Mapping the "Golden Era" of Bengali Cinema: An Analysis of the Media Infrastructures of Popular Bengali Films (1950s-1960s)
This project will revisit the “golden era” of Bengali cinema to document a historical and topographic narrative of the diverse media infrastructures that formed the industry during the 1950s to 1960s. It will map the multiple networks that not only fostered but also revived the popular Bengali films of the period through an analysis of the nodal points of media flows such as film studios, cinema halls, and film archives. Recognizing the architectural spaces of the studios and cinema halls as potent signposts of cultural memory, it will enquire into the contemporary manifestations of the nostalgia associated with the ‘golden era.’ Significant to this conceptual exercise will be an exploration of the circuit of travel of film memorabilia such as film posters and analogue film prints.
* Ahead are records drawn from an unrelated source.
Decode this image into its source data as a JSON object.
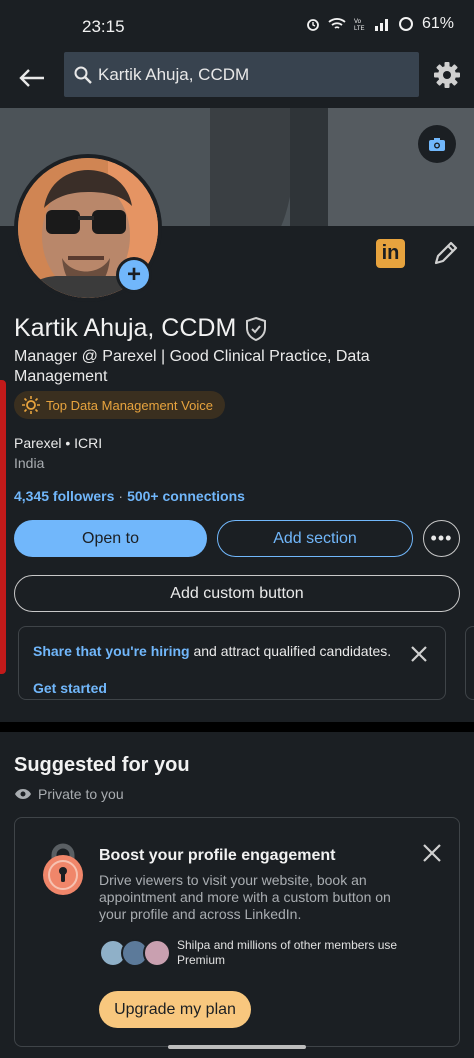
{
  "status_bar": {
    "time": "23:15",
    "battery": "61%"
  },
  "search": {
    "query": "Kartik Ahuja, CCDM"
  },
  "profile": {
    "name": "Kartik Ahuja, CCDM",
    "headline": "Manager @ Parexel | Good Clinical Practice, Data Management",
    "voice_badge": "Top Data Management Voice",
    "company": "Parexel • ICRI",
    "location": "India",
    "followers": "4,345 followers",
    "connections": "500+ connections",
    "linkedin_badge": "in"
  },
  "actions": {
    "open_to": "Open to",
    "add_section": "Add section",
    "more": "•••",
    "add_custom_button": "Add custom button"
  },
  "hiring_card": {
    "highlight": "Share that you're hiring",
    "text": " and attract qualified candidates.",
    "link": "Get started"
  },
  "suggested": {
    "title": "Suggested for you",
    "private": "Private to you",
    "card": {
      "title": "Boost your profile engagement",
      "description": "Drive viewers to visit your website, book an appointment and more with a custom button on your profile and across LinkedIn.",
      "members": "Shilpa and millions of other members use Premium",
      "button": "Upgrade my plan"
    }
  },
  "colors": {
    "accent": "#71b7fb",
    "premium": "#f8c77e",
    "background": "#1b1f23"
  }
}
This project will thereby critically analyze the infrastructures as well as the aesthetic, ethical, legal, and technological concerns that are integral to the processes of conserving the analogue film print, which bears on its surface traces of the historical processes that it was subjected to.



Profile
Amrita Biswas is a PhD candidate in the ‘Configurations of Film’ research collective at Goethe University, Frankfurt. She completed her M.Phil. in cinema studies at the School of Arts and Aesthetics, JNU, New Delhi. She received her BA from St. Xavier’s College, Kolkata, in English, and then pursued her post-graduation in film studies from Jadavpur University, Kolkata. Her research interests include post-partition trauma in the films of Ritwik Ghatak as well as media infrastructures of alternative and popular Bengali cinema. Her published work focuses on the Super-8 film movement and the culture of cinephilia in Bengal. She was awarded the Erasmus Plus fellowship for conducting research in the department of Cultural Anthropology at Georg-August University, Göttingen.